Dengan modal Rp200 juta ditambah pinjaman Rp400 juta untuk membeli mesin bubut, Sutarmin  membangun PT Sinergi Solo Sejahtera yang bergerak di bidang  pembuatan mold.  Tanpa bekal pendidikan dan pengalaman di bidang teknik ternyata ia mampu membawa usaha ini mencetak omzet ratusan juta rupiah per bulan.

Sejatinya seseorang yang terjun ke industri manufaktur berbahan logam,  biasanya memiliki latarbelakang yang tak jauh-jauh dengan bidang yang digeluti. Boleh jadi mereka berlatarbelakang lulusan sekolah teknik, atau pernah bekerja di perusahaan manufaktur sejenisnya. Tapi tidak demikian dengan cerita Sutarmin.  Owner PT Sinergi Solo Sejahtera  ini sebelum terjun ke usaha  pembuatan Mold (alat cetak-red) adalah pengusaha konveksi.

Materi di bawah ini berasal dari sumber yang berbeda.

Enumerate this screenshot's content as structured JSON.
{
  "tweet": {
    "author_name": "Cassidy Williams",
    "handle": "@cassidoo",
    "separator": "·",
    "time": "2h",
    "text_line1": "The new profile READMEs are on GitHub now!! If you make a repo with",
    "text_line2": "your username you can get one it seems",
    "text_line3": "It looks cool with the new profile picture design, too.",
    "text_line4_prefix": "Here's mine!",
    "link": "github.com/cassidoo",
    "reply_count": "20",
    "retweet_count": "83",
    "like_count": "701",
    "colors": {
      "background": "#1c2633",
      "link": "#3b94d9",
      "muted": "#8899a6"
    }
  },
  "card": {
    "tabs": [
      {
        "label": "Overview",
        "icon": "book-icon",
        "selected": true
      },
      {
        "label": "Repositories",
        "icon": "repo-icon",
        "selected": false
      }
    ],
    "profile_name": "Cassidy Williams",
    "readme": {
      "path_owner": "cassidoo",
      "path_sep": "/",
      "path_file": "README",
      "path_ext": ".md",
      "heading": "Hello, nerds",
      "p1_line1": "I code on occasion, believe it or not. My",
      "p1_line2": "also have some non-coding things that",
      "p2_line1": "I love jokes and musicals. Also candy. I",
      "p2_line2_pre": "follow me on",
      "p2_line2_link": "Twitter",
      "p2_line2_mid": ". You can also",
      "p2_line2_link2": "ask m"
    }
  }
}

Sutarmin, Owner PT Sinergi Solo Sejahtera/Foto: pelakubisnis.com

Tahun  2011 Direktur Utama PT Sinergi Solo Sejahtera ini  mengunjungi  bengkel manufaktur las milik adiknya di Cikarang, Jawa Barat. Saat itu sang adik mendapat limpahan  pekerjaan  namun masih kekurangan mesin.  Lalu ia menawarkan diri untuk membeli 1 mesin bubut   karena ia tertarik juga  ingin mengikuti jejak adiknya. “Ketika saya terjun ke usaha ini, dulu mesin bubut CNC masih jarang ada yang punya. Dan adik saya usahanya sedang bagus-bagusnya. Saat itu usaha adik sudah berjalan sekitar 3 tahunan. Dia dulu pernah jadi karyawan di perusahaan mold juga,”jelas Sutarmin kepada pelakubisnis.com di kantornya minggu ketiga Juni 2024.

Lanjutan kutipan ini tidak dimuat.